CD34 is a cell surface glycoprotein found on certain hematopoietic stem cells with the capability of reconstituting all hematopoietic lineages [43]. The CD34 gene is estrogen-responsive with a high-affinity ERE sequence [44]. In breast cancer, CD34 expression is considered an immunohistochemical marker of angiogenesis, apparently correlating with decreased prognosis in patients not receiving systemic therapy [45]. In our multivariate analyses, CD34 gene expression had a positive association with the clinical outcome of patients treated with adjuvant tamoxifen. This clinical correlation may be explained by the biological function of CD34 (i.e., increased angiogenesis) which could enhance drug delivery to the lesion.
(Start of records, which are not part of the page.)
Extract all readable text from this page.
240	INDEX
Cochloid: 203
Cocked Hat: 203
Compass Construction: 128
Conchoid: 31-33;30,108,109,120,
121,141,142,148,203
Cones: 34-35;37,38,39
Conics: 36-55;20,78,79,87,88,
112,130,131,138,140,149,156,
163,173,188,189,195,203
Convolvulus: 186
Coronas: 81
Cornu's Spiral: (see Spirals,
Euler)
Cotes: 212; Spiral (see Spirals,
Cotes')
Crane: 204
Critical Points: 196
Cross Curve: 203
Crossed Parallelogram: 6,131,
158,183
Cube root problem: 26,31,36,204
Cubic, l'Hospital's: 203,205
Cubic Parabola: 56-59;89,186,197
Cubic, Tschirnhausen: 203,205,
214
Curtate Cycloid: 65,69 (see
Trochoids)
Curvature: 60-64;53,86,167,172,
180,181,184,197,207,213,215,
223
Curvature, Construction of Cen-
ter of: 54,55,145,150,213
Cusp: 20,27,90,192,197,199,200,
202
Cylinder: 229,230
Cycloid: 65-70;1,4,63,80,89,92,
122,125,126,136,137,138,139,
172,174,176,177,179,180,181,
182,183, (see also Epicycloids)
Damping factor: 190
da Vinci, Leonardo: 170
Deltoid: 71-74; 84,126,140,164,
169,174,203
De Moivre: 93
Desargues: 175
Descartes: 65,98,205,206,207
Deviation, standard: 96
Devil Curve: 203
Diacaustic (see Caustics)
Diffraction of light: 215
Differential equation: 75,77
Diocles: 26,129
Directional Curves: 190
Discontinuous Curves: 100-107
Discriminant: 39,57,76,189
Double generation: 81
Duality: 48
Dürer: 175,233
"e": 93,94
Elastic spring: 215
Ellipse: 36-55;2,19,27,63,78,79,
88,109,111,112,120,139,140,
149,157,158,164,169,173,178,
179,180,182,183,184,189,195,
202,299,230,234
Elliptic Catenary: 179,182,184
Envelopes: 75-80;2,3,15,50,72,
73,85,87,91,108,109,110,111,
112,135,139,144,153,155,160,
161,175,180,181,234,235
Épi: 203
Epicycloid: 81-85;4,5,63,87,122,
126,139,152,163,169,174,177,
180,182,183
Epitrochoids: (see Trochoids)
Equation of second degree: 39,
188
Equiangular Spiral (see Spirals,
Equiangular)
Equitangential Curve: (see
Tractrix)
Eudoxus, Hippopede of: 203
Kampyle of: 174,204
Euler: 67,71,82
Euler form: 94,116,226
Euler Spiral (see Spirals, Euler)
Using qPCR measurements of gene expression, a five-gene model was developed for assessment of prognosis in ER+/PR+, early-stage breast cancers treated with adjuvant tamoxifen. Collectively, these genes, each of which contains a known or candidate ERE sequence in the 5′ flanking region, appear to play roles in estrogen signaling pathways critical for breast cancer progression and response to endocrine therapy. Furthermore, there are direct biological interactions of the protein products of ERBB4 JM-a with those of BCL2 and PgR in breast cancer cells affecting apoptosis, cell growth, and mechanisms of tamoxifen response, which may be the molecular basis for the clinical relevance of expression of these genes identified in the multivariate model. Overall, this unique five-gene subset classified tamoxifen-treated patients with early-stage, ER+/PR + lesions who are at high risk for breast cancer recurrence although their clinicopathologic features indicated a favorable outcome.